For me, I can get away with pretty much anything for a half. I've run with food poisoning (or rather I had been up all night with it), electrodes attached to my chest, and all sorts of other non-desirable conditions. For a full, I can finish in any condition BUT I like to feel good when I finish. I'm not rigid in training like it's all consuming and I like what I do but I also try very hard to be diligent.

The full is a different beast. You can do it but the more ready you make your body, the better you'll feel at miles 18, 19, 20...that and at the finish.
kacie tri-ing2010-05-01 10:41:45 +0000 #6
I dont' really know, but you are in great shape...I would imagine that if you got those long runs in you would be ok (though it might hurt :-) )
katluvr2010-05-01 09:49:24 +0000 #7
Interesting read, since many of you see my posts and know I am training for a full marathon. And I picked a very structered and (to me) agressive training plan. I run 5 out of 7 days. I had a bad 7 miler on Sunday. (How bad can 7 miles be??)

Not only is this my first marathon, but I have set a lofty time goal.

That being said, I may re-think that.

My decision to go very structured is that is what I felt I needed. Too often I think I'm to tired or I'll run tomorrow or blah blah blah. (Skip workouts) So I wanted to push myself.

That being said...week 3 of running 5/7 days and I am tried. I am so glad NOT to put the running shoes on today (my rest day).

So I think it depends on your goals.

How motivated you are WITHOUT a very structured plan.

And over all fitness.

K
OakLeaf2010-05-01 10:41:09 +0000 #8
Well....

I haven't signed up for a race yet. The two I'm looking at are Virginia Beach (3/20) and Cleveland (5/16). So a minimum of 19 weeks from now, a maximum of 27. I need to just make a decision.

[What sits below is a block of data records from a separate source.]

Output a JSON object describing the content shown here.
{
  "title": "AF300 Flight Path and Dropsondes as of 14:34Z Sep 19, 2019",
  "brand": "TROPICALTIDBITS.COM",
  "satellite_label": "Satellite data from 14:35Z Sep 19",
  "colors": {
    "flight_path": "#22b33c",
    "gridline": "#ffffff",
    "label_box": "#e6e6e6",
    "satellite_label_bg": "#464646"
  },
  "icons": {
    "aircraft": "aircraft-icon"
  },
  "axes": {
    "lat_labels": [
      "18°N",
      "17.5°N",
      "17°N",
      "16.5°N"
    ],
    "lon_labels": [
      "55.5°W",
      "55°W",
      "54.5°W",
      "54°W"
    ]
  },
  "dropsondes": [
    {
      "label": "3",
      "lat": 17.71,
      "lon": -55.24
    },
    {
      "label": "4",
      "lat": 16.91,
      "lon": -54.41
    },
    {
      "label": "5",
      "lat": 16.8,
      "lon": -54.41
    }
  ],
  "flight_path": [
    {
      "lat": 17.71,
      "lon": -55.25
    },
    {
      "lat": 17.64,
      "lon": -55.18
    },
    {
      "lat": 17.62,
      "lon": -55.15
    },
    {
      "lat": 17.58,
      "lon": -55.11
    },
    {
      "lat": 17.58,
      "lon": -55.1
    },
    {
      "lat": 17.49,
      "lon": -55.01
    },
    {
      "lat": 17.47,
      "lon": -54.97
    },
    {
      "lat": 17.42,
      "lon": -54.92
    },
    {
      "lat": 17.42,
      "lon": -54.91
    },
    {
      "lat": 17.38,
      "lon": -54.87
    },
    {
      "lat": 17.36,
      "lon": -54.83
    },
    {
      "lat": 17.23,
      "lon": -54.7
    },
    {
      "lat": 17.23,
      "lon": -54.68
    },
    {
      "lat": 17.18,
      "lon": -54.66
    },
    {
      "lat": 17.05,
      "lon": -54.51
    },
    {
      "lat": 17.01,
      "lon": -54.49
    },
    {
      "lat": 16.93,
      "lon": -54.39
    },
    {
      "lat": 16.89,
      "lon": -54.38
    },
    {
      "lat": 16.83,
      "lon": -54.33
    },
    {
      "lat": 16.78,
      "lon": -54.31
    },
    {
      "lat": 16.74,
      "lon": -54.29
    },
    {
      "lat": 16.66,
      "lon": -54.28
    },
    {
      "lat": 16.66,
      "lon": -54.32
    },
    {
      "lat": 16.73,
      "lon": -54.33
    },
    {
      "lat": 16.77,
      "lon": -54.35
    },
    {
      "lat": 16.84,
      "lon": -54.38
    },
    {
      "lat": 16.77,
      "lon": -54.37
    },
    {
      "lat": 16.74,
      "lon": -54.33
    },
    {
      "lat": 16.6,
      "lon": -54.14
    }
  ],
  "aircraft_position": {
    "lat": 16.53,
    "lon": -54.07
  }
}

I know "half-assed" is a little flip. It's the term I used this spring: forums.teamestrogen....29015&highlight=nuts when I wondered whether I could do two events this fall without killing myself. (Which I did. And had fun. And didn't get injured. And finished the half very close to my original goal time, which I'd given up hoping for when my training kind of fell apart this fall - around the 75th percentile for my age group.) I tried to be focused and consistent in my training, and to use the general principles of published training plans without adhering to any one. I gave myself the flexibility to take a rest day or an easy day when I felt I needed it - figuring that it was my body trying to tell me something.

I could use the term "self-coached," but you know what they say about a lawyer who represents herself, and I think the same goes for trainers.

I spent a lot of time last year asking people how long they trained for their first marathons. Most of the answers came back over a year... but I forgot to ask them, "starting from what?" I'm not starting from the couch - all the free published training plans give me plenty of time.

Part of why I want to do a spring marathon is that I can be a lot more consistent with my training in the winter when I don't have to teach aerobics. Part of it is that I don't ever want to feel like I can't take the time to ride my bike over the summer. Part of it is that I feel like I can be ready, so I should just do it.